その話を聞いたショウはくくっと笑みを零した。
「それは違いますよ。それよりも貴方にはまず、基本的な操作の説明をしなければいけませんね」
ショウは剣護の手を掴むと、人差し指でバングルを触った。すると剣護の目の前にモニターが出現した。ホログラムと似たようなシステムなのだろうか? 詳しいことは剣護には分からなかった。
「こちらの画面をタッチしてみてください」
Welcome to GAMESHOW!! という文字と共にロゴが出ている画面を、そっと指でおしてみる。すると幾つかの項目が現れる。

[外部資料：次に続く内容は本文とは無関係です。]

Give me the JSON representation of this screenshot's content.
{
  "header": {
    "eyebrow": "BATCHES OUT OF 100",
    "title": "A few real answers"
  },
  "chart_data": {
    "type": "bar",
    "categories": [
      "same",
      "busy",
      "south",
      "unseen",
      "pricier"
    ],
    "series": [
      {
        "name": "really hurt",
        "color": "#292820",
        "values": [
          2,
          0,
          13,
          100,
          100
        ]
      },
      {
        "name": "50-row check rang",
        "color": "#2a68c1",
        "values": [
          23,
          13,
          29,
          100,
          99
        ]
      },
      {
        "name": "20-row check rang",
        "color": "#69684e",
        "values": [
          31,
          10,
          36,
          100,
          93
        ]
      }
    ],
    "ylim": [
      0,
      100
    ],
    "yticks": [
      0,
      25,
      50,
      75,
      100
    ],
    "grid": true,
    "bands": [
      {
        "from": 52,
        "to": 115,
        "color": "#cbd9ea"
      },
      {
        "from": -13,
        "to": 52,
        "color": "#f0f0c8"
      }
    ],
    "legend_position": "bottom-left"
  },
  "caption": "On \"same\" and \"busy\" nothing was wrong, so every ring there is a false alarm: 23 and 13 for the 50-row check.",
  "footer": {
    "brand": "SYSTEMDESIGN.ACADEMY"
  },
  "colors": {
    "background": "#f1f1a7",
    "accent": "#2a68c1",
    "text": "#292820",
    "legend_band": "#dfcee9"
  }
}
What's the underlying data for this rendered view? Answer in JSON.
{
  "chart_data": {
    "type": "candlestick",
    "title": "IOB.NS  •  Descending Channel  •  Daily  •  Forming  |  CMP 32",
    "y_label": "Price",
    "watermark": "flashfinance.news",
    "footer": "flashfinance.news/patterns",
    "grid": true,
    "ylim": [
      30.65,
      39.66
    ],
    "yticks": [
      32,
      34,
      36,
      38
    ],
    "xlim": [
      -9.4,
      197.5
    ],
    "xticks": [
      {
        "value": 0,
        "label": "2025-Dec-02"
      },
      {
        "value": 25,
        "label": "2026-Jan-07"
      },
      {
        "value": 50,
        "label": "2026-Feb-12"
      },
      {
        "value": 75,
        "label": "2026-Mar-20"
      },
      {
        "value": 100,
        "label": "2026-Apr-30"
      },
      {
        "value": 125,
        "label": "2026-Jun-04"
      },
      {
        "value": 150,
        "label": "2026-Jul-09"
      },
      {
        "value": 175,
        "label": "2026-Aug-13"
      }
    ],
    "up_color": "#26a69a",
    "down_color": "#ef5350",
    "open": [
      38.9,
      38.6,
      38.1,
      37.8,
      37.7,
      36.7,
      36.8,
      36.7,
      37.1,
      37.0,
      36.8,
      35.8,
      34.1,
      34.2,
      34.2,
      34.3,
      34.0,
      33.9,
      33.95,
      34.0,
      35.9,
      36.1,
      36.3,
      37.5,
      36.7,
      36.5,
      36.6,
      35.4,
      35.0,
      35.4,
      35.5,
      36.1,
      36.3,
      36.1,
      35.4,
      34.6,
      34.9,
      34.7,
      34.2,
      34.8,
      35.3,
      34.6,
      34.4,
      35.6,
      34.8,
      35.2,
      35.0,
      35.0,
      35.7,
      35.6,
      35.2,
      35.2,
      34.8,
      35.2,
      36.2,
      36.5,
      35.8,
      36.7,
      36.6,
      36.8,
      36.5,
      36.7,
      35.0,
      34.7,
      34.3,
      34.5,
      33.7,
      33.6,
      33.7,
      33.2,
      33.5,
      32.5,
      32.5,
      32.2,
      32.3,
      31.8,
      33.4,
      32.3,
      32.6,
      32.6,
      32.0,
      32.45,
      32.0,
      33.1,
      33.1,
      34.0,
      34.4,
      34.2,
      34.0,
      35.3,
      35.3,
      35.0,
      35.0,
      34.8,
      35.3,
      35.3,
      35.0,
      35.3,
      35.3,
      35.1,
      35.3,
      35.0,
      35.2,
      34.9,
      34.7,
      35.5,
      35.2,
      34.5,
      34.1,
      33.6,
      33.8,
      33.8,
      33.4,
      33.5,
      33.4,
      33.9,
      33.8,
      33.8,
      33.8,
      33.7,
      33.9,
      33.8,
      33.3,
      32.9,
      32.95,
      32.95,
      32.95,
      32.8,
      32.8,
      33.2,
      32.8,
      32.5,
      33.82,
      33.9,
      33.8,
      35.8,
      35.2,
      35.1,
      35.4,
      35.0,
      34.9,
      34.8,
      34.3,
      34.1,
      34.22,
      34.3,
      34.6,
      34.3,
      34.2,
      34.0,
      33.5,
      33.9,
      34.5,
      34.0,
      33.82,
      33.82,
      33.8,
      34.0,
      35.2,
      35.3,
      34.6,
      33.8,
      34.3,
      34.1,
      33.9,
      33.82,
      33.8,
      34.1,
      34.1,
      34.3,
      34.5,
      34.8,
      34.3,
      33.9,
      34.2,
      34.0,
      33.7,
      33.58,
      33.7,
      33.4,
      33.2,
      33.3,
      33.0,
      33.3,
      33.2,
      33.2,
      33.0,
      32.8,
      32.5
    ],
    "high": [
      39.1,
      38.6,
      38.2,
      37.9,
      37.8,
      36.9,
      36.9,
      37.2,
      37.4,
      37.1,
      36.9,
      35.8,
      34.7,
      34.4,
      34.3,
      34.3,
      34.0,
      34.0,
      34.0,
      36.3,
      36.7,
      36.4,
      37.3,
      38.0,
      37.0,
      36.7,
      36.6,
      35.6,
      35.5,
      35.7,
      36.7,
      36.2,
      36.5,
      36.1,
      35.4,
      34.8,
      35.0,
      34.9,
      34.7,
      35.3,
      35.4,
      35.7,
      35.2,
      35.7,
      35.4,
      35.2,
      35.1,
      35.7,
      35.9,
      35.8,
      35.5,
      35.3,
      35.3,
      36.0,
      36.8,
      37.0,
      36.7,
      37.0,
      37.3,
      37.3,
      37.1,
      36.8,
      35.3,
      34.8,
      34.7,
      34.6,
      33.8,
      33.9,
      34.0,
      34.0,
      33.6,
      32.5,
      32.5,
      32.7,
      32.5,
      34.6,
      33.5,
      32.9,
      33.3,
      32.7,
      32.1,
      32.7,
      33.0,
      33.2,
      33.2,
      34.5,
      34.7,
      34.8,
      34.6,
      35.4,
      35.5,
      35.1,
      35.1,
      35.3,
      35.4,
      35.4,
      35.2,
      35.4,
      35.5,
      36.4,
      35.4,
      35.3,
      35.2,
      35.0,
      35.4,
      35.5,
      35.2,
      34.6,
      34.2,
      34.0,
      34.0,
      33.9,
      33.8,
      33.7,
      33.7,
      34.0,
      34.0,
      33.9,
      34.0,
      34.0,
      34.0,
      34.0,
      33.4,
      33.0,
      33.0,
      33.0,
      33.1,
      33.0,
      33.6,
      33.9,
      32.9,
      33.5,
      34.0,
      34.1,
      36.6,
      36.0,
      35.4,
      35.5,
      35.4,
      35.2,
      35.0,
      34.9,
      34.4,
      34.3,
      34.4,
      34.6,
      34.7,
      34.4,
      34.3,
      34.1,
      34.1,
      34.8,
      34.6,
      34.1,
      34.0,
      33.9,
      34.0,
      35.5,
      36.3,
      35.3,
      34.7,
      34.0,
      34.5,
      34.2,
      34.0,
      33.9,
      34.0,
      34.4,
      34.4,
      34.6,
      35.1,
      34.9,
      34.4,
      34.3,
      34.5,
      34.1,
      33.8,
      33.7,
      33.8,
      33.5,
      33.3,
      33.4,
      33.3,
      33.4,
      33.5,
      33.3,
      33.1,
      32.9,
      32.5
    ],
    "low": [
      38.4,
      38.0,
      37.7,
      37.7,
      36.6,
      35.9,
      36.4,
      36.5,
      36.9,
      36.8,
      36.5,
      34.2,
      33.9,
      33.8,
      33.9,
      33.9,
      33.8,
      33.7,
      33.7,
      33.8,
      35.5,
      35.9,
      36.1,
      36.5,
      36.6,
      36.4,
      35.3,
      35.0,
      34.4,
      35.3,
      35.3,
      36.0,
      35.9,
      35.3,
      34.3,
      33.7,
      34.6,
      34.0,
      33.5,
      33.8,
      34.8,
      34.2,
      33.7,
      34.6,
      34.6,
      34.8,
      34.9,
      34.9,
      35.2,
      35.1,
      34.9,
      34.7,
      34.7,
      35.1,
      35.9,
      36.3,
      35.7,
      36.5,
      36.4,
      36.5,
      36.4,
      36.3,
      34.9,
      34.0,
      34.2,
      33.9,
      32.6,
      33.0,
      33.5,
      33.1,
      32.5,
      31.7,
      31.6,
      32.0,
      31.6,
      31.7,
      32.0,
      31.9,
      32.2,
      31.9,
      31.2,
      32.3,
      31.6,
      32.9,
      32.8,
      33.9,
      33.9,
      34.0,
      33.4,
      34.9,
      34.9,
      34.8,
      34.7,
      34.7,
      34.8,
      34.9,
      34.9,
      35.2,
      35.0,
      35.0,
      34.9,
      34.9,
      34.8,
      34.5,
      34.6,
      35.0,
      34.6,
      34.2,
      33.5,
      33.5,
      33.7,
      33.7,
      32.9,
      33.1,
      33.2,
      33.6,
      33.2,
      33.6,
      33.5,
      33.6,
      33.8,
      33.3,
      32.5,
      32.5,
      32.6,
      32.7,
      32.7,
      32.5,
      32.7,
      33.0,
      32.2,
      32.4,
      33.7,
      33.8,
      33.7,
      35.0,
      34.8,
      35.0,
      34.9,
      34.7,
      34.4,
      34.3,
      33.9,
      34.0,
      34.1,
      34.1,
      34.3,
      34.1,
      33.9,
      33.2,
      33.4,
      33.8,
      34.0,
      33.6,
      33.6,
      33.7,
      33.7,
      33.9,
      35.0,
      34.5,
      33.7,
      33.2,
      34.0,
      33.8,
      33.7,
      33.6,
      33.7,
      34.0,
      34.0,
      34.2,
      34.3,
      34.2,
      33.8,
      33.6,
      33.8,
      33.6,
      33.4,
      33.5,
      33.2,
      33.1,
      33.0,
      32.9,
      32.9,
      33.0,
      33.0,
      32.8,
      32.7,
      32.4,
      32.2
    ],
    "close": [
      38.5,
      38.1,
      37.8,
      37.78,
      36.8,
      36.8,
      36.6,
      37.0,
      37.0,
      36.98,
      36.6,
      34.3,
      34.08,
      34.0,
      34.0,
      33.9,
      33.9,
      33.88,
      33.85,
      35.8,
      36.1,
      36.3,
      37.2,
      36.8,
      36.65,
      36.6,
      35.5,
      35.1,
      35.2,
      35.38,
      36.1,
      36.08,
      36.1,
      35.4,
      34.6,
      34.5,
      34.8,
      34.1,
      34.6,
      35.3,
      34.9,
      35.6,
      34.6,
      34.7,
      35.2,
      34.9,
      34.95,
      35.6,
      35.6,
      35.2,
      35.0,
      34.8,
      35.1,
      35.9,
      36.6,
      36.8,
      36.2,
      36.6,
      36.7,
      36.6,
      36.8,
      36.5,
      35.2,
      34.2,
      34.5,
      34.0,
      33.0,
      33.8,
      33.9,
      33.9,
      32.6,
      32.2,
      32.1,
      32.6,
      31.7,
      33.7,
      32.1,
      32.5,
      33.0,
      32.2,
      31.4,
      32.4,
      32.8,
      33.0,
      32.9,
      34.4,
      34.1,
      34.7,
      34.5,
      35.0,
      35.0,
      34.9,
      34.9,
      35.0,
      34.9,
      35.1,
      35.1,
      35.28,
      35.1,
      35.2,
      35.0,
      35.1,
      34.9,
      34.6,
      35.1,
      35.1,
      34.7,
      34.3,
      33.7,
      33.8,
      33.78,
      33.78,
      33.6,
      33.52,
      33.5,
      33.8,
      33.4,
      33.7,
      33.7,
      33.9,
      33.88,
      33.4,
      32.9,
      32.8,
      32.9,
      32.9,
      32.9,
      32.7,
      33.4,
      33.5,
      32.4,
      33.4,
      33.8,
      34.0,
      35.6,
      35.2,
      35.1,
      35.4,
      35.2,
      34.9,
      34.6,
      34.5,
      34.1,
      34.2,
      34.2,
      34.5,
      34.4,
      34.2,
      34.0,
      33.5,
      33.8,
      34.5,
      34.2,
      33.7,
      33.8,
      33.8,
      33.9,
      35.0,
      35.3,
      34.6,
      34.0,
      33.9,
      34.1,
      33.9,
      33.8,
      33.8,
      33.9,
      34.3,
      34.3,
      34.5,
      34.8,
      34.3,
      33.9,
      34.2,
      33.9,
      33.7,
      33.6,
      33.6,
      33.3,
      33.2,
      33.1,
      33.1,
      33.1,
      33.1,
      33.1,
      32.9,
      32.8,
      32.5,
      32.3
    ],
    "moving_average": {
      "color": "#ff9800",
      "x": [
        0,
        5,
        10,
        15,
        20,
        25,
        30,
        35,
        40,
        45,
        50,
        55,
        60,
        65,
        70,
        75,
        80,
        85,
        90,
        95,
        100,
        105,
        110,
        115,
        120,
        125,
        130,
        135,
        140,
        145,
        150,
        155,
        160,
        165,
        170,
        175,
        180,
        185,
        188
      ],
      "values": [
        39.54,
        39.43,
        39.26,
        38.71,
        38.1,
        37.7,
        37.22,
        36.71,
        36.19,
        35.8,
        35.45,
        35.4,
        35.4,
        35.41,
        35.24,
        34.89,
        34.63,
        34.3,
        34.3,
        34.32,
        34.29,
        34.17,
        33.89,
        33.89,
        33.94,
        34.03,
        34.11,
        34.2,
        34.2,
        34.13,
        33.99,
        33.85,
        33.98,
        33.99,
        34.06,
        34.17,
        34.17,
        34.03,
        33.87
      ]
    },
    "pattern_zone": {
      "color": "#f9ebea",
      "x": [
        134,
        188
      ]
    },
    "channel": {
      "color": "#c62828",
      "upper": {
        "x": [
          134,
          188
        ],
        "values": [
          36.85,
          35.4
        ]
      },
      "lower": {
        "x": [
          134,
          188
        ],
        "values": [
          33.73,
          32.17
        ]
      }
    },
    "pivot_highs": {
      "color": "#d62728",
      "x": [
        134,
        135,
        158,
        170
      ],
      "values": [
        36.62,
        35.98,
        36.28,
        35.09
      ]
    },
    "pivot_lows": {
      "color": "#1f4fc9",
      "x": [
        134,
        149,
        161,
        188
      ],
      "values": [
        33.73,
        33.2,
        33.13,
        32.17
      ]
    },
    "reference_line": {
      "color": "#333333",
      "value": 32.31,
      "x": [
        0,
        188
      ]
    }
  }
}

「こちらの音量調節を押してみてください。すると設定画面が出ますので、音量を0にするを押すと、それで調整完了となります。相手が近くに現れた際には、光ってお伝えします」
それからバングルの説明が始まった。どうやら名前を入力すれば、その相手との連絡も可能になるらしい。その他に様々なことが出来るようだ。この手首に収まる大きさで、家庭用のPC並み……それ以上のスペックがあるから驚きである。これがあれば、携帯などの通信用端末は、あまり必要なさそうだ。
「それでは、また何かありましたらお呼びください」
説明が終わるとショウはそう言い残し姿を消した。一体どうやって姿を消したり、この場所に一瞬で来ることが出来たのか、全く分からない剣護であったが、考えるのをやめた。時間のムダだろう、と。
早速、先程の説明で教えてもらった通信機能を使ってみる。相手はミヅキ。
「…………あれ?」
何コールか待ってみたが、彼女が出る気配がない。それから何度かコールしてはみたのだが、授業終了のチャイムが鳴っても、彼女が通信に出ることはなかった。